Well, youve picked 1) a rather nice looking subject there, but 2) a not very well known example; and as always Japo and EE agree on some stuff and diverge on others, regarding the D-13. However, given Crandall's involvement with Yellow 10 over the years, one must give his overview a decent amount of credence. But at the same time, EE seems to suggest that 836017 wore a base camo of RLM82/76, it also seems to state that 836016 wore RLM82/83 (EE volII, pg.285)
First, what is agreed on - RLM76 lower and RLM82 on the fuselage.
Second what is disagreed on:
EE - RLM82/83 upper fuselage colours (and presumably wing), RLM75 wing lower leading edge.
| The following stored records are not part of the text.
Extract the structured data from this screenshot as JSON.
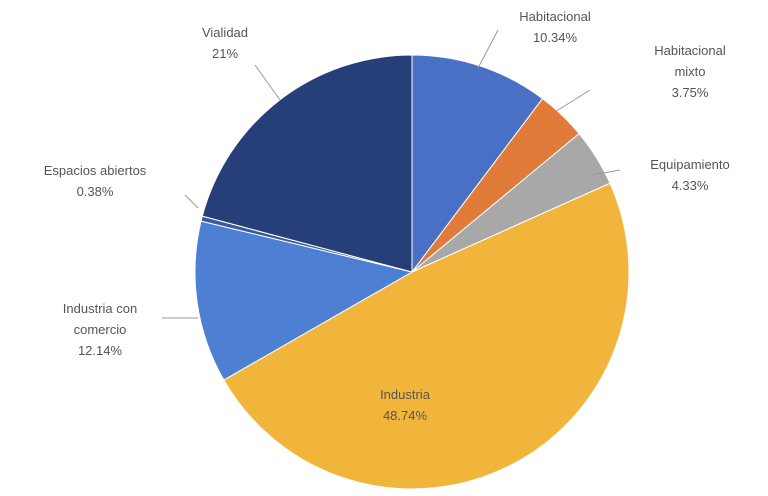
{
  "chart_data": {
    "type": "pie",
    "categories": [
      "Habitacional",
      "Habitacional mixto",
      "Equipamiento",
      "Industria",
      "Industria con comercio",
      "Espacios abiertos",
      "Vialidad"
    ],
    "values": [
      10.34,
      3.75,
      4.33,
      48.74,
      12.14,
      0.38,
      21
    ],
    "value_labels": [
      "10.34%",
      "3.75%",
      "4.33%",
      "48.74%",
      "12.14%",
      "0.38%",
      "21%"
    ],
    "colors": [
      "#4a70c6",
      "#e07b39",
      "#a8a8a8",
      "#f2b53c",
      "#4d7fd2",
      "#3a5a9a",
      "#263f78"
    ]
  }
}
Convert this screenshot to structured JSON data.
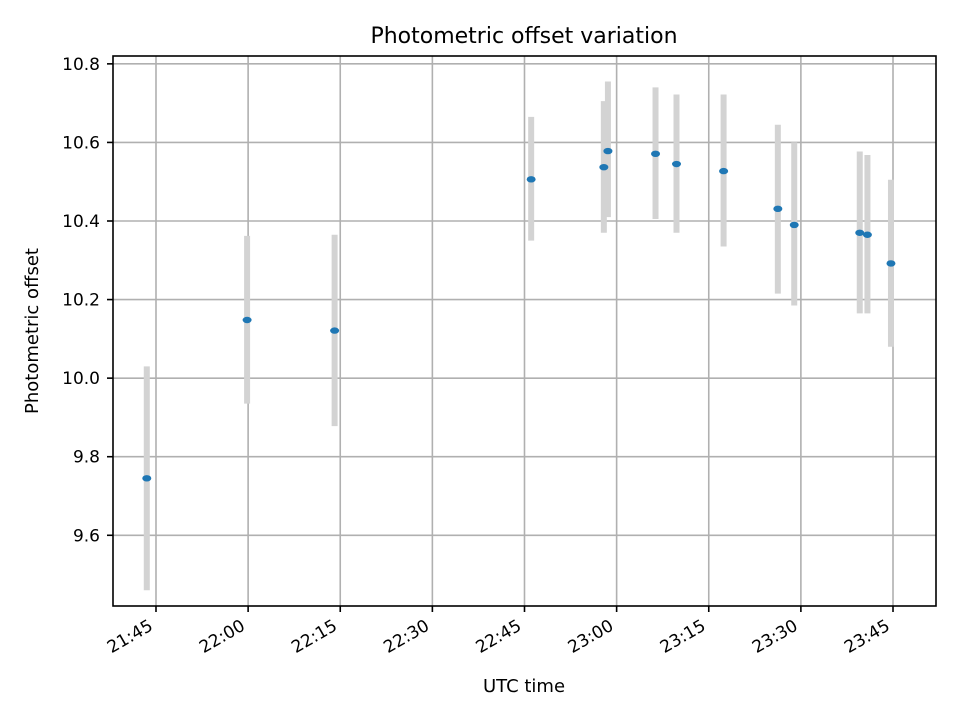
{
  "chart_data": {
    "type": "scatter",
    "title": "Photometric offset variation",
    "xlabel": "UTC time",
    "ylabel": "Photometric offset",
    "xlim": [
      "21:38",
      "23:52"
    ],
    "ylim": [
      9.42,
      10.82
    ],
    "xticks": [
      "21:45",
      "22:00",
      "22:15",
      "22:30",
      "22:45",
      "23:00",
      "23:15",
      "23:30",
      "23:45"
    ],
    "yticks": [
      "9.6",
      "9.8",
      "10.0",
      "10.2",
      "10.4",
      "10.6",
      "10.8"
    ],
    "grid": true,
    "colors": {
      "points": "#1f77b4",
      "errorbars": "#d3d3d3"
    },
    "points": [
      {
        "x": "21:43:30",
        "y": 9.745,
        "y_low": 9.46,
        "y_high": 10.03
      },
      {
        "x": "21:59:50",
        "y": 10.148,
        "y_low": 9.935,
        "y_high": 10.362
      },
      {
        "x": "22:14:05",
        "y": 10.121,
        "y_low": 9.878,
        "y_high": 10.365
      },
      {
        "x": "22:46:05",
        "y": 10.506,
        "y_low": 10.35,
        "y_high": 10.665
      },
      {
        "x": "22:57:55",
        "y": 10.537,
        "y_low": 10.37,
        "y_high": 10.705
      },
      {
        "x": "22:58:35",
        "y": 10.578,
        "y_low": 10.41,
        "y_high": 10.755
      },
      {
        "x": "23:06:20",
        "y": 10.571,
        "y_low": 10.405,
        "y_high": 10.74
      },
      {
        "x": "23:09:45",
        "y": 10.545,
        "y_low": 10.37,
        "y_high": 10.722
      },
      {
        "x": "23:17:25",
        "y": 10.527,
        "y_low": 10.335,
        "y_high": 10.722
      },
      {
        "x": "23:26:15",
        "y": 10.431,
        "y_low": 10.215,
        "y_high": 10.645
      },
      {
        "x": "23:28:55",
        "y": 10.39,
        "y_low": 10.185,
        "y_high": 10.6
      },
      {
        "x": "23:39:35",
        "y": 10.37,
        "y_low": 10.165,
        "y_high": 10.577
      },
      {
        "x": "23:40:50",
        "y": 10.365,
        "y_low": 10.165,
        "y_high": 10.568
      },
      {
        "x": "23:44:40",
        "y": 10.292,
        "y_low": 10.08,
        "y_high": 10.505
      }
    ]
  }
}
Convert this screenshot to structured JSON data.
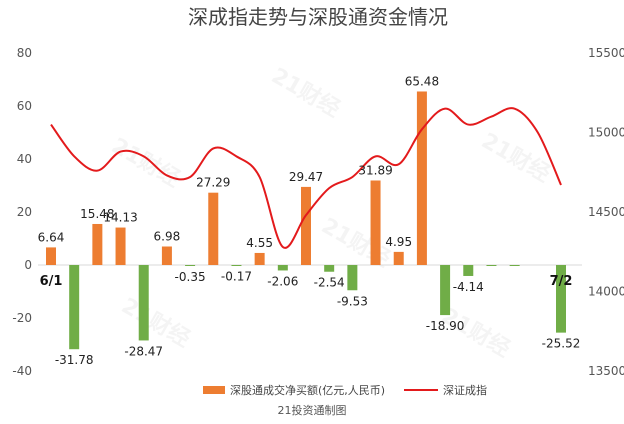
{
  "chart_data": {
    "type": "bar+line",
    "title": "深成指走势与深股通资金情况",
    "source": "21投资通制图",
    "watermark": "21财经",
    "dual_axis": true,
    "left_axis": {
      "ylim": [
        -40,
        80
      ],
      "ticks": [
        -40,
        -20,
        0,
        20,
        40,
        60,
        80
      ]
    },
    "right_axis": {
      "ylim": [
        13500,
        15500
      ],
      "ticks": [
        13500,
        14000,
        14500,
        15000,
        15500
      ]
    },
    "grid": false,
    "legend_position": "bottom",
    "date_markers": [
      {
        "label": "6/1",
        "index": 0
      },
      {
        "label": "7/2",
        "index": 22
      }
    ],
    "bar_series": {
      "name": "深股通成交净买额(亿元,人民币)",
      "positive_color": "#ED7D31",
      "negative_color": "#70AD47",
      "values": [
        6.64,
        -31.78,
        15.48,
        14.13,
        -28.47,
        6.98,
        -0.35,
        27.29,
        -0.17,
        4.55,
        -2.06,
        29.47,
        -2.54,
        -9.53,
        31.89,
        4.95,
        65.48,
        -18.9,
        -4.14,
        -0.28,
        -0.22,
        null,
        -25.52
      ],
      "labels": [
        "6.64",
        "-31.78",
        "15.48",
        "14.13",
        "-28.47",
        "6.98",
        "-0.35",
        "27.29",
        "-0.17",
        "4.55",
        "-2.06",
        "29.47",
        "-2.54",
        "-9.53",
        "31.89",
        "4.95",
        "65.48",
        "-18.90",
        "-4.14",
        "",
        "",
        "",
        "-25.52"
      ]
    },
    "line_series": {
      "name": "深证成指",
      "color": "#E31A1C",
      "values": [
        15050,
        14850,
        14760,
        14880,
        14850,
        14730,
        14720,
        14900,
        14850,
        14720,
        14280,
        14480,
        14650,
        14720,
        14850,
        14800,
        15020,
        15150,
        15050,
        15100,
        15150,
        15000,
        14670
      ]
    }
  }
}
Japo - RLM81/82 upper fuselage colours, RLM76/81 wing camo and RLM81 wing lower leading edge. The updated Japo profile does appear to be hedging bets between RLM75 and 81 however:
Third, my gut:
Crandall makes numerous claims that the paint found on 836017 was mostly RLM76 (lower) and RLM75 (upper), so I feel it unlilkely that the next a/c in the production sequence would be finished so radically differently (of course to be fair and balanced, if the fuselage sub-assemblies were completed - and pre-painted - by different factories, that may explain this). BUT by that stage of the war, the combinations of 81/82, 82/83, 81/83, 75/82, 75/83 and pretty much any other combination you want to pick, are valid! To add further confusion, the different mixes of RLM81 (that are known) range from a Dark-Green to a Olive-Brown-Violet, so the Crandall interpretation of RLM82/83 may well be an aircraft in 81/82, where the 81 is the very green shade of the colour.
The conclusion is that as long as you follow the 'known patterns' on the a/c and retain the tonal difference that we see in the images, its hard to go wrong.
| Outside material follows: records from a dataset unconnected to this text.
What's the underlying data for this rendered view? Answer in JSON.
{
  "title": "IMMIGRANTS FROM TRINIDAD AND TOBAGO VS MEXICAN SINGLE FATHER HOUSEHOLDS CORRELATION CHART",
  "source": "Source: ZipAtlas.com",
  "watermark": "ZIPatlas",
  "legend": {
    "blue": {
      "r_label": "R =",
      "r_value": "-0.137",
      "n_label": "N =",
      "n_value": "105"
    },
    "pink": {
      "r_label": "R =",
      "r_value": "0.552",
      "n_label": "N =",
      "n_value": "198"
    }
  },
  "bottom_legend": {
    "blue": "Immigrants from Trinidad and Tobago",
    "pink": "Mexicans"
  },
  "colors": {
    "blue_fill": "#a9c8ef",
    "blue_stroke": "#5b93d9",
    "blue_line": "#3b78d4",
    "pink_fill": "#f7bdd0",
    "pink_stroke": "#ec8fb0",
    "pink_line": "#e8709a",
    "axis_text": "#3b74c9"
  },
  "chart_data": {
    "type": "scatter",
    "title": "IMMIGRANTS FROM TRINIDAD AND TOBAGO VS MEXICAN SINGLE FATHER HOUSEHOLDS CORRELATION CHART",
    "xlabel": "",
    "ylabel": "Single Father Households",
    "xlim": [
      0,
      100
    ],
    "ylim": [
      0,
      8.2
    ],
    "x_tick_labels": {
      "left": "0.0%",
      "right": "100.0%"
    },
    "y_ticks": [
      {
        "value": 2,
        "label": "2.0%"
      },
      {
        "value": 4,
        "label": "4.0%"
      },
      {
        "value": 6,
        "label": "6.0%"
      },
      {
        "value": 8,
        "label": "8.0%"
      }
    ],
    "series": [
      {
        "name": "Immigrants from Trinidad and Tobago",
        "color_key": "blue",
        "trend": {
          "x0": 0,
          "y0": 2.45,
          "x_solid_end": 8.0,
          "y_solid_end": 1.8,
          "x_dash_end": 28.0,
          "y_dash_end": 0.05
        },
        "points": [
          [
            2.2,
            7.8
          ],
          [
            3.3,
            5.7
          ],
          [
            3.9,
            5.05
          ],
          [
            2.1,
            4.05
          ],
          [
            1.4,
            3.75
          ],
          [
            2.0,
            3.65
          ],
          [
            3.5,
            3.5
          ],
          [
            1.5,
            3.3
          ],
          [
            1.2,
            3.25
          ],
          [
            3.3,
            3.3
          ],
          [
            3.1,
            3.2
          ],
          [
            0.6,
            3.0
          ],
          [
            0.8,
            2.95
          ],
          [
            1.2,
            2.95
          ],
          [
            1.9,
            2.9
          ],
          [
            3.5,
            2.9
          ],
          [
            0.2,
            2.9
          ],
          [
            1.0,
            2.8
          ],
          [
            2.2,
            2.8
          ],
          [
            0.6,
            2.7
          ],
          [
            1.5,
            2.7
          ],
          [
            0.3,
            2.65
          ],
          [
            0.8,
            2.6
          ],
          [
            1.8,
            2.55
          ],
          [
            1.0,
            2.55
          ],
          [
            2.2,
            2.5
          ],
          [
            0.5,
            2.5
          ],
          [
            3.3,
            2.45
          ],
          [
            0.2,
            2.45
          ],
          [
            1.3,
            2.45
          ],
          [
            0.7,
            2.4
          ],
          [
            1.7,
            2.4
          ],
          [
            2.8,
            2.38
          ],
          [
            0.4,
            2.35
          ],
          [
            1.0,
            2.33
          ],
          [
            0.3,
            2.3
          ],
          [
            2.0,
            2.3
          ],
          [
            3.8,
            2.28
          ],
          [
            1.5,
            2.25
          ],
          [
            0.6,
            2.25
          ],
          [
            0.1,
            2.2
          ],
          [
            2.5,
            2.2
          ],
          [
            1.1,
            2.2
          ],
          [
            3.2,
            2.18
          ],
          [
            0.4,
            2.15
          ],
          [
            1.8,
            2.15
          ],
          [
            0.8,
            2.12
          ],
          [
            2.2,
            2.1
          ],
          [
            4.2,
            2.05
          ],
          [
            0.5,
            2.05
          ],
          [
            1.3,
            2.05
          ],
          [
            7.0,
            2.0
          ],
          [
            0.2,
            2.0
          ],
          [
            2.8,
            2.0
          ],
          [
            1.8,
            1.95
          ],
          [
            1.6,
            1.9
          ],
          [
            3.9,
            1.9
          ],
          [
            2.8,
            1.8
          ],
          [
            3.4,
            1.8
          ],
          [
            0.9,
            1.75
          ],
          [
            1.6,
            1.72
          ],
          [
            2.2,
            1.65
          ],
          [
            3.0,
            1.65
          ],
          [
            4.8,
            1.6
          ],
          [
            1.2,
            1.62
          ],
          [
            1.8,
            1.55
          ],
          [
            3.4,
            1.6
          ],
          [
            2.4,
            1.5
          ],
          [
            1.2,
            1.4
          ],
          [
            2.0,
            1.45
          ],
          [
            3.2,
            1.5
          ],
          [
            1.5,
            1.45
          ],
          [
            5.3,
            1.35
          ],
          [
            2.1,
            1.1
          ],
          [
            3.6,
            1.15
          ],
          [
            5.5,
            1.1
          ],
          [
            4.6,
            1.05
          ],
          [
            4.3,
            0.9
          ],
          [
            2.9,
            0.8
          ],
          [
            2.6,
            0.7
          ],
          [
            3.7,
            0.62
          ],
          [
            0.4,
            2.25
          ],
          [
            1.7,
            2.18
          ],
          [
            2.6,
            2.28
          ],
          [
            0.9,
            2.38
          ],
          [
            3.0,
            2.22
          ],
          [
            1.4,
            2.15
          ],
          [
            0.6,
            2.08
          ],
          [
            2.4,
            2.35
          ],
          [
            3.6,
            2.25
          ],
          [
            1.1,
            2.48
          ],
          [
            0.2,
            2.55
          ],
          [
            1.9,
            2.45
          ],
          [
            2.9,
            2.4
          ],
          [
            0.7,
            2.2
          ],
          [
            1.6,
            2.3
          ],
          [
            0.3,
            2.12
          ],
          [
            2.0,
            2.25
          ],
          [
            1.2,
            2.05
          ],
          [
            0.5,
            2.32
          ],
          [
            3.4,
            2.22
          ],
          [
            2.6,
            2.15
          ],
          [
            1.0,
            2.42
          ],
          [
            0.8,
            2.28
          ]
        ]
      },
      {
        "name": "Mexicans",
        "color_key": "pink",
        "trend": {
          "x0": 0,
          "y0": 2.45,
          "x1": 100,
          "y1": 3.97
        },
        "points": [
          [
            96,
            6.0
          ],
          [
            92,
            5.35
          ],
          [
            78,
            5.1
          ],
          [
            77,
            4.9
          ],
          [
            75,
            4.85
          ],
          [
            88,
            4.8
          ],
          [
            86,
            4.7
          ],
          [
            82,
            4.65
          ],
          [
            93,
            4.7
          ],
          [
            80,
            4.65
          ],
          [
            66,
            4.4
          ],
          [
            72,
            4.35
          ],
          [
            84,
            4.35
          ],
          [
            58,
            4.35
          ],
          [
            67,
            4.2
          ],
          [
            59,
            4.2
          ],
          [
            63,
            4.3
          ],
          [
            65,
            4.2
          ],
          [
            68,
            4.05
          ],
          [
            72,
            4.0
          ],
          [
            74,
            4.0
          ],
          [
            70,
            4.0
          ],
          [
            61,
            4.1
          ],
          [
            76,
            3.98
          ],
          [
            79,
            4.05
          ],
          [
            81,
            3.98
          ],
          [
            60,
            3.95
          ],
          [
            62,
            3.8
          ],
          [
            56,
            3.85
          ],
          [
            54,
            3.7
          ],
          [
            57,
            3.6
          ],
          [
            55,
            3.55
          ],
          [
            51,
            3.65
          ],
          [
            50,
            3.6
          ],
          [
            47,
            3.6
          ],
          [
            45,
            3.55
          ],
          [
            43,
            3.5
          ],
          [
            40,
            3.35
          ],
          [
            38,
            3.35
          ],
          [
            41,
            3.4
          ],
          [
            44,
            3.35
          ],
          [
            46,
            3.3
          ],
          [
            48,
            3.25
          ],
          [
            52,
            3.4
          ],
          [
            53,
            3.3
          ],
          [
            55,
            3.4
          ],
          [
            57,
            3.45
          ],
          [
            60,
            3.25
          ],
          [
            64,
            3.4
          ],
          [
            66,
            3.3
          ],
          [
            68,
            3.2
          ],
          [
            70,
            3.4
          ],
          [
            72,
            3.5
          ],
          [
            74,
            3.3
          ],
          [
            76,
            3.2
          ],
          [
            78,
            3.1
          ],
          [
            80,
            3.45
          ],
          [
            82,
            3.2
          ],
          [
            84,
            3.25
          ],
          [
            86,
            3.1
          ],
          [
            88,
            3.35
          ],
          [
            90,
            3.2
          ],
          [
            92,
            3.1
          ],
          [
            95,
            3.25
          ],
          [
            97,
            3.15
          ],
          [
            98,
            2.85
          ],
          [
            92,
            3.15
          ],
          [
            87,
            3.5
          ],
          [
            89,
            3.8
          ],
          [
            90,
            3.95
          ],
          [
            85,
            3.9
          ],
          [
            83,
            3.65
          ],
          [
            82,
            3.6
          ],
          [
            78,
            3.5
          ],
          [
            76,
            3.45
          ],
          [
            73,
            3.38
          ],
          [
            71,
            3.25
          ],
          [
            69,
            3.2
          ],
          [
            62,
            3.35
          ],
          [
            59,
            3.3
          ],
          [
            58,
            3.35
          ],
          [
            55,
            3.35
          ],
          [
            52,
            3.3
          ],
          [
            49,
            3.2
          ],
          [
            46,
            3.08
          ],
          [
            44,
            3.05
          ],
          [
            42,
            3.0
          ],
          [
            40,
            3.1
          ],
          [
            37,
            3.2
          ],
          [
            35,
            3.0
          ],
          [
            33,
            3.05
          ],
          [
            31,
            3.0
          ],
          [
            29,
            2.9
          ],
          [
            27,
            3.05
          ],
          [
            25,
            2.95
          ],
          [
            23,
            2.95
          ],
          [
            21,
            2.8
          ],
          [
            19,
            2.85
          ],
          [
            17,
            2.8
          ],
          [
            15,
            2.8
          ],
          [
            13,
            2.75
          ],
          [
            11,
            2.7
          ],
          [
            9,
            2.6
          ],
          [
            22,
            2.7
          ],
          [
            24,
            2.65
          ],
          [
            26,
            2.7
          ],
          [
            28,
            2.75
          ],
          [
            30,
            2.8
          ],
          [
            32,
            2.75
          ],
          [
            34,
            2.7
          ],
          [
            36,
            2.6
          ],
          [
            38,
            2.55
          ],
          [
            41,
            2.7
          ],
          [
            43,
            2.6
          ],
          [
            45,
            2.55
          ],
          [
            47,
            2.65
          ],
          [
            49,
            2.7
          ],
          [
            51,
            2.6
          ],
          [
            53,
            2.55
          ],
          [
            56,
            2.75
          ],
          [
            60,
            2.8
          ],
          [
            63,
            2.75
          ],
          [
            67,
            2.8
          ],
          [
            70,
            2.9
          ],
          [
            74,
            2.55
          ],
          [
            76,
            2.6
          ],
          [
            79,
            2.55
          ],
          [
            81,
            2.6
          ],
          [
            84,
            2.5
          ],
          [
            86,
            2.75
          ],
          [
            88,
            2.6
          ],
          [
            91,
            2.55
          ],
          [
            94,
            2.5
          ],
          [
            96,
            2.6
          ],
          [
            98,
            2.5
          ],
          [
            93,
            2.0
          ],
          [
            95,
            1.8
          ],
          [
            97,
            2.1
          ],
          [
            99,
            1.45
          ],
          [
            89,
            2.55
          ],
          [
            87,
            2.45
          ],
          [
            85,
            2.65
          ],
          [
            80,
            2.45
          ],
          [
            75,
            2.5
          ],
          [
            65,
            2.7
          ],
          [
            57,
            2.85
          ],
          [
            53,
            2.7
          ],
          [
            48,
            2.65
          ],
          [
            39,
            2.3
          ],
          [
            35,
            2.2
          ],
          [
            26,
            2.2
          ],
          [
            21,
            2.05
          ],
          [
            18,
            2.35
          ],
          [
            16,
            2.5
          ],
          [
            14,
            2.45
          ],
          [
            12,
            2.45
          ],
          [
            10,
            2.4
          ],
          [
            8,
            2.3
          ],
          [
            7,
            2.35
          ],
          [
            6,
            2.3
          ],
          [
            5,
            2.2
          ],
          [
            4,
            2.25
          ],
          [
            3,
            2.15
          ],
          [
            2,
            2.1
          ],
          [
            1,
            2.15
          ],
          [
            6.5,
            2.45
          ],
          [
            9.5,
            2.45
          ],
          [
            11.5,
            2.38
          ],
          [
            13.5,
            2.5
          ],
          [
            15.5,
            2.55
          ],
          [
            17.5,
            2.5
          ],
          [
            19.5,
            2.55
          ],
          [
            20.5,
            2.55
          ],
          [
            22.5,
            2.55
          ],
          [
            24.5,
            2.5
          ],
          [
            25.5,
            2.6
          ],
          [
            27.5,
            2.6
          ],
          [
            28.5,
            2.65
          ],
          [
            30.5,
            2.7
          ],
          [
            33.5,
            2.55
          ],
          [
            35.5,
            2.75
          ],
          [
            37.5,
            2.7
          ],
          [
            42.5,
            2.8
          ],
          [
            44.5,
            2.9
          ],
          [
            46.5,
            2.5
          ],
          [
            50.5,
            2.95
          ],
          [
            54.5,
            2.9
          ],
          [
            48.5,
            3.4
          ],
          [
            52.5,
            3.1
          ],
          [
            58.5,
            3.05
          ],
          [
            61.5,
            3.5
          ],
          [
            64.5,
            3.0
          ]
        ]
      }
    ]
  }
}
If I was going to paint this a/c, I'd likely be trying to decide between RLM81/82 and RLM82/83 uppers also (the general consensus seems to be 82/83 was an intermediate scheme and 81/82 was the late war scheme - however there is also an argument that RLM81/82 was the 'winter scheme' and RLM82/83 was the 'summer scheme'). You could also take the approach I ended up with on a D-11 (which happened by accident in fact) was that I ended up with a 'Dark Green' mix that is not quite RLM83, but is not far off the early 'green' RLM81 variants, allowing me to argue either! Sneaky, I know!
Hahahaha, I don't think I have helped at all, have I?